Organizations are constantly exposed to cyber-attacks. Some of those that have been cyber-attacked hire a cybersecurity firm to investigate and trace the hackers’ tracks, and may also go the extra mile and hack-into the hackers’ computer systems in order to mitigate the damage, uncover more information about the hackers’ methods, disable their infrastructure and better assess the scope and nature of the information they managed to leak. But is hacking into the hackers’ computer systems legally permissible under Israeli law?
If you think this scenario is far-fetched, think again:
- Check Point, a leading IT security provider, recently disclosed that as part of its investigation into cyberattacks by a group dubbed “Rocket Kitten”, Check Point had gained unfettered access to the group’s systems by exploiting their lack of security measures.
- In early 2013, itrust consulting, a Luxembourger company specializing in IT security, disclosed that it hacked into command and control servers used by a hacking group reportedly sponsored by the Chinese government, by exploiting vulnerabilities in those servers.
Command and Control
Hackers often surreptitiously use the computers of unsuspecting third parties as command & control servers for their hacking campaigns, as storage space for leaked data, or as machines from which attacks are launched.
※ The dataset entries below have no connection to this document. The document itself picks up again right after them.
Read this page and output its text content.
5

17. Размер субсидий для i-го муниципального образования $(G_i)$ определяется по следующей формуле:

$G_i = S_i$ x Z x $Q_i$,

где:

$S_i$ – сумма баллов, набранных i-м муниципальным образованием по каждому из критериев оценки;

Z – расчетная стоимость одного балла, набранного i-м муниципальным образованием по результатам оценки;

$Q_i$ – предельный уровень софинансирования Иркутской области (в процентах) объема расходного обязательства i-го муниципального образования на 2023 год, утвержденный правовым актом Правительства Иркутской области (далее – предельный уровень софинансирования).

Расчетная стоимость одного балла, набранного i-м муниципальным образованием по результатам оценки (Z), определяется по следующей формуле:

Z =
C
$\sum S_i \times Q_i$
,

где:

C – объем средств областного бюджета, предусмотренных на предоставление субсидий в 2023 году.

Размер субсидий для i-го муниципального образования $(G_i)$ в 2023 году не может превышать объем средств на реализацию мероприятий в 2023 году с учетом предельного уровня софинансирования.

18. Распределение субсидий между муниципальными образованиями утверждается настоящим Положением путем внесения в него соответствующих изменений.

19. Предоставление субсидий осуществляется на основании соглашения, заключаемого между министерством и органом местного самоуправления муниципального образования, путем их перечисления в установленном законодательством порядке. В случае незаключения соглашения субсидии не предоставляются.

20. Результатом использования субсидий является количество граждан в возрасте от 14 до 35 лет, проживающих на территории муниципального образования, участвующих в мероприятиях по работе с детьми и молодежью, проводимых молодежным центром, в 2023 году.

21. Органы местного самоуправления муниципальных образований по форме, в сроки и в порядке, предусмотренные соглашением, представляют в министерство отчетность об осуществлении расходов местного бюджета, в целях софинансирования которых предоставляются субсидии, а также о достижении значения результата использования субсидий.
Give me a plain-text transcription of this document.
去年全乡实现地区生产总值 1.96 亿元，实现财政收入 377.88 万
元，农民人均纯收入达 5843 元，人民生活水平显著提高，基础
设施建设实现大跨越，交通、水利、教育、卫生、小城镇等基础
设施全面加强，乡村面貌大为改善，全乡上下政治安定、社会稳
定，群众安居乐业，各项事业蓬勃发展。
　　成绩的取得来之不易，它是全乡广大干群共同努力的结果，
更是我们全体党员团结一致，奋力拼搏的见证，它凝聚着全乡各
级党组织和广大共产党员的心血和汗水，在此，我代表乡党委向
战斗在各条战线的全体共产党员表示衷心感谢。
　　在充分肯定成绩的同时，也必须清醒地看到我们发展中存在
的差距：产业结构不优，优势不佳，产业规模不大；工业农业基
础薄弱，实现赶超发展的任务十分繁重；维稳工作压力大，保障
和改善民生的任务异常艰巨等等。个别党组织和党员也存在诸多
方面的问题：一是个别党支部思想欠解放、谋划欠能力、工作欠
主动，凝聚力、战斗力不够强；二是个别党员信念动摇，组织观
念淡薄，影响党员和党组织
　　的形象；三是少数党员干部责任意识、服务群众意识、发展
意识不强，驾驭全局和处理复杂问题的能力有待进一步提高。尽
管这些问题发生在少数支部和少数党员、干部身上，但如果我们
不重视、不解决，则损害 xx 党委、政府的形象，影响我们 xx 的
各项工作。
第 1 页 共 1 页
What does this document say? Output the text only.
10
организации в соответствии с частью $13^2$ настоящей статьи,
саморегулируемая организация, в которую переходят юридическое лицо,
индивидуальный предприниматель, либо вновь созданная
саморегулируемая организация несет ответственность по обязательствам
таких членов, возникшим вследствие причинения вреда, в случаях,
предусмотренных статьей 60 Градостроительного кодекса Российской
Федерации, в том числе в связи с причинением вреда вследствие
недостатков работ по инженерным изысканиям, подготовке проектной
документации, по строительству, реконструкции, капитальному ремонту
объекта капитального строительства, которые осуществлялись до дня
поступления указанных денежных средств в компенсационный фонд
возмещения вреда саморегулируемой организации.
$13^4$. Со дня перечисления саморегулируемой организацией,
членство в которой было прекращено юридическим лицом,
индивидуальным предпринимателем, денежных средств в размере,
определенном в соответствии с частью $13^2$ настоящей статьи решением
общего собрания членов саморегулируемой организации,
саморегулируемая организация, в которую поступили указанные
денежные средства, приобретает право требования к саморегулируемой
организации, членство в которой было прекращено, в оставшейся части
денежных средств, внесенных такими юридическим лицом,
Counteroffensives could therefore end-up causing collateral damage to third parties, while only marginally impacting the hackers. Such innocent third parties might press charges, putting an abrupt end to the notion that an ‘attack against an attacker’ is insulated from liability.
In Israel, unauthorized access to computers is primarily governed by the Israeli Computers Law and to some extent also by the Israeli Protection of Privacy Law. The Israeli Computers Law criminalizes the “unlawful penetration to computer material located in a computer”.
The Israeli Supreme Court recently held that the term “unlawful penetration” is to be interpreted very broadly to mean any use of computer without the owner’s consent. The Court explicitly rejected the notion that the term should be interpreted to cover only instances of penetration to computers where technical access barriers are circumvented. The court favored the broad interpretation due to “… the incredible potential for damage emanating from computer crime”, and noted that concerns for overreaching criminalization of negligible acts would be resolved by having prosecutors and courts use the de minimis exception to criminal liability. But this in no way suggests that Israeli courts are likely to determine that “hacking a hacker” falls under the de minimis exception.
Resorting to offensive action as a countermeasure to right some wrongdoing is akin to “self-help” in law. Applied to criminal law, “self-help” takes the form of exculpations – rules of law that justify or excuse conduct that would otherwise be criminally punishable. An interesting question is therefore whether “hacking a hacker” can be criminally excused or justified under exculpations such as “self-defense”. Although there is no Israeli case-law precisely on point, we believe that these exculpations would be inapplicable.
For instance, under Israeli law, the self-defense exculpation is conditioned on the existence of an immediate need to fend-off an attack that poses imminent threat to one’s freedom, life, body or property, and it is subject to the use of proportional measures.
Proportionality in Israeli law is a three-part test. First, the counteroffensive must be a suitable measure to fend-off the hacker’s cyberattack. Next, the counteroffensive must be the least harmful measure needed to fend-off the cyberattack. Finally, the benefit arising from fending off the attack should be commensurate with the harm caused by utilizing the counteroffensive measures. Under these criteria, it is difficult to see how hacking a hacker would be deemed a proportional measure to fend-off an attack.
Admittedly, another key factor in the picture is the extent and degree to which prosecutors would pursue criminal charges for counteroffensives against hackers. But that largely hinges on prosecutorial policy that is yet to be formulated and made public.
Under Israeli law, the practice of engaging in counteroffensives against hackers entails legal risks that should not be overlooked. Even if the likelihood of criminal charges is not high, it cannot be outright ruled out, especially if the counteroffensives cause collateral damage to third parties.